The text provides a comprehensive examination of the evolution of web caching mechanisms, particularly focusing on the shift to Double-keyed Caching as a privacy measure. Here are the major points discussed:

– **Traditional Caching Model (Pre-2020):**
– Browsers previously utilized a simple key-value store for cached resources, allowing resources shared by multiple sites to be cached once, improving load times and reducing bandwidth.
– Key advantages included:
– Reduced bandwidth usage through resource sharing
– Enhanced performance for users visiting multiple sites with shared resources
– Cost savings on hosting due to public CDN leverage
– Quicker page loads through effective cache hits

– **Privacy Issues with Traditional Model:**
– This caching model led to various vulnerabilities:
– **Cache Probing:** Allowed one site to check if a user’s data from another site was cached.
– **Timing Attacks:** Enabled measuring load times to ascertain cache statuses.
– **Cross-site Tracking:** Cached resources acted as persistent identifiers for users.

– **Introduction of Double-Keyed Caching:**
– The new model combines two cache keys: the top-level site and the resource URL.
– This partitioning ensures that resources are cached separately for each site, preventing cross-site tracking while introducing a necessity for additional storage:
– Example of cache structure:
“`json
{
“topLevelSite”: “site-a.com”,
“resource”: “https://cdn.example.com/jquery-3.6.0.min.js”
}
“`

– **Performance Impact:**
– The change leads to a notable increase in cache misses and network resource loads:
– 3.6% increase in cache miss rate
– 4% increase in bytes loaded from the network
– 0.3% effect on First Contentful Paint (FCP)
– Although these statistics may seem minimal, their effect varies based on how resources are utilized.

– **Network Bandwidth Implications:**
– Increased cache miss rates mean greater bandwidth usage, particularly affecting:
– Shared Libraries (e.g., jQuery)
– Web Fonts (e.g., Google Fonts)
– Large resources (e.g., machine learning models)
– Illustrated with examples, enterprises may experience significantly increased total cache usage due to the necessity of duplicate downloads across domains.

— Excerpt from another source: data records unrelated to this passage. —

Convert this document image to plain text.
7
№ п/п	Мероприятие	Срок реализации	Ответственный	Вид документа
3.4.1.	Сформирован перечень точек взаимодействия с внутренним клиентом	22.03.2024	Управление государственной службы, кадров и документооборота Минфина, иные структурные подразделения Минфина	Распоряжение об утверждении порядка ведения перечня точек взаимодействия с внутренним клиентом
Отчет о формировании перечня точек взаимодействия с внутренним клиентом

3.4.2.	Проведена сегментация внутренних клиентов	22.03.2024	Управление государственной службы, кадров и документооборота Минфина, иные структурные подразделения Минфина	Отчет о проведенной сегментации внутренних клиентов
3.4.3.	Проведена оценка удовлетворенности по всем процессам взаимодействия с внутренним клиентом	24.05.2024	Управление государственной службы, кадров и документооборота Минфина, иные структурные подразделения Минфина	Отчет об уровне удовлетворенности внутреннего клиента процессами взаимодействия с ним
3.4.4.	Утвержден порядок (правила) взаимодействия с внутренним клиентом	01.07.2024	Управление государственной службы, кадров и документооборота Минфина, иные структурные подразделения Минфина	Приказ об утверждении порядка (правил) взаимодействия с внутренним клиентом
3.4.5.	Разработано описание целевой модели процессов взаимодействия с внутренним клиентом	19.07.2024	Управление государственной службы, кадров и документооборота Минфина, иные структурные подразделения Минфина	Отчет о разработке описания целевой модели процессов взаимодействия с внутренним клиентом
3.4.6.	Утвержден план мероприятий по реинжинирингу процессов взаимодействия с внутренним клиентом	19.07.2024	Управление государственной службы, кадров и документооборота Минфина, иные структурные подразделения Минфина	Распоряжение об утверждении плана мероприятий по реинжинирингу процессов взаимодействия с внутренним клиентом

– **Adaptation Strategies Required:**
– Organizations need to revisit their CDN strategies, with a potential shift toward self-hosting to optimize bandwidth use.
– A revised domain strategy could lead to consolidation for performance enhancement.
– Recommended changes include:
– Domain consolidation rather than separate asset hosts
– Self-hosting critical resources instead of caching from CDNs
– Architectural updates to align bundle boundaries with domain structures

– **Long-term Planning and Recommendations:**
– There was recognition of the continuing evolution of web platforms and the importance of careful monitoring and adaptation of design strategies concerning cache partitioning.
– Consider discussion on optimizing the loading of well-known resources, particularly larger client-side AI models, alongside improvements in model management.

This shift towards privacy-respecting caching models emphasizes the need for ongoing adaptation in web architecture to balance user privacy with performance needs, presenting challenges but also opportunities for innovation in resource management and delivery strategies in web development.